A water system designed for yesterday’s climate and to filter yesterday’s contaminants is especially problematic in a world of increasing demand, fiercer and more frequent storms, and “forever” chemicals. The result: boil orders, water main breaks, and sewer overflow, plus 15 percent of our water treatment plants working at or over capacity. These issues, combined with the toxicity of lead pipes, lead to water crises like the one that continues to plague Flint, Michigan.
Amlan Mukherjee, the director of sustainability focusing on infrastructure at WAP Sustainability Consulting, recommends focusing on these pipes—swapping lead for PVC or other materials and fixing the leaks that spill some 6 billion gallons of treated water a day—as one high priority fix.
Our coastline is also dotted with facilities storing hazardous oil and other chemical waste cocooned in donut-shaped earthen structures, adds Bilal Ayyub, a professor of civil and environmental engineering at the University of Maryland at College Park—structures that, he notes, could be made of concrete. Because of soil’s vulnerabilities, he worries that dramatic rainfall or a storm surge could destroy these structures, resulting in a release of toxic chemicals “bigger than the Exxon Valdez spill by orders of magnitude.”
His worst-case scenario has already happened at least once, when floodwaters from Hurricane Harvey ate through the earthen container at the San Jacinto River Waste Pits, releasing noxious waste into a nearby river.
Physical Collapse is Happening Now
Meanwhile, the number of high-hazard-potential dams in the United States now tops 15,000. Many were built during or before the WWII era and have been widely neglected since then.
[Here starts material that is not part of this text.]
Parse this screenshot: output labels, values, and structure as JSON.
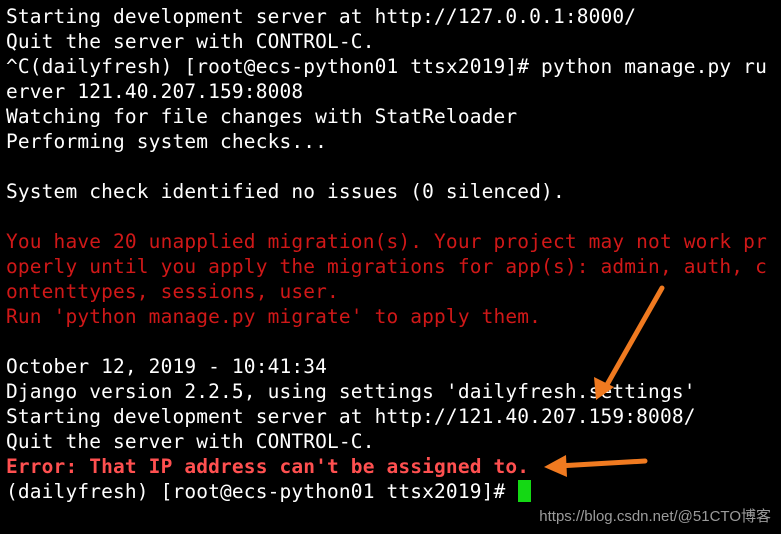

And when it comes to bridges, “there are cautionary tales all over,” says Maria Lehman, president of ASCE and vice chair of the Biden Administration’s National Infrastructure Advisory Council. “Every county in the country has a list of bridges that, if they had money, they would replace tomorrow.”
Our 617,000 bridges include not just those spanning mighty rivers but also every highway overpass and minor link across a stream—and close to one tenth of them are significantly compromised. “If you have to think in terms of catastrophe, we’re already there,” Mukherjee says. In 2007, the collapse of an I-35W bridge in Minnesota killed 13 people and injured 145. More recently, a six-lane bridge over the Mississippi was closed for three months in 2021, disrupting interstate travel and shipping because an inspector missed a significant crack. Americans drive 178 million trips on structurally deficient bridges each day.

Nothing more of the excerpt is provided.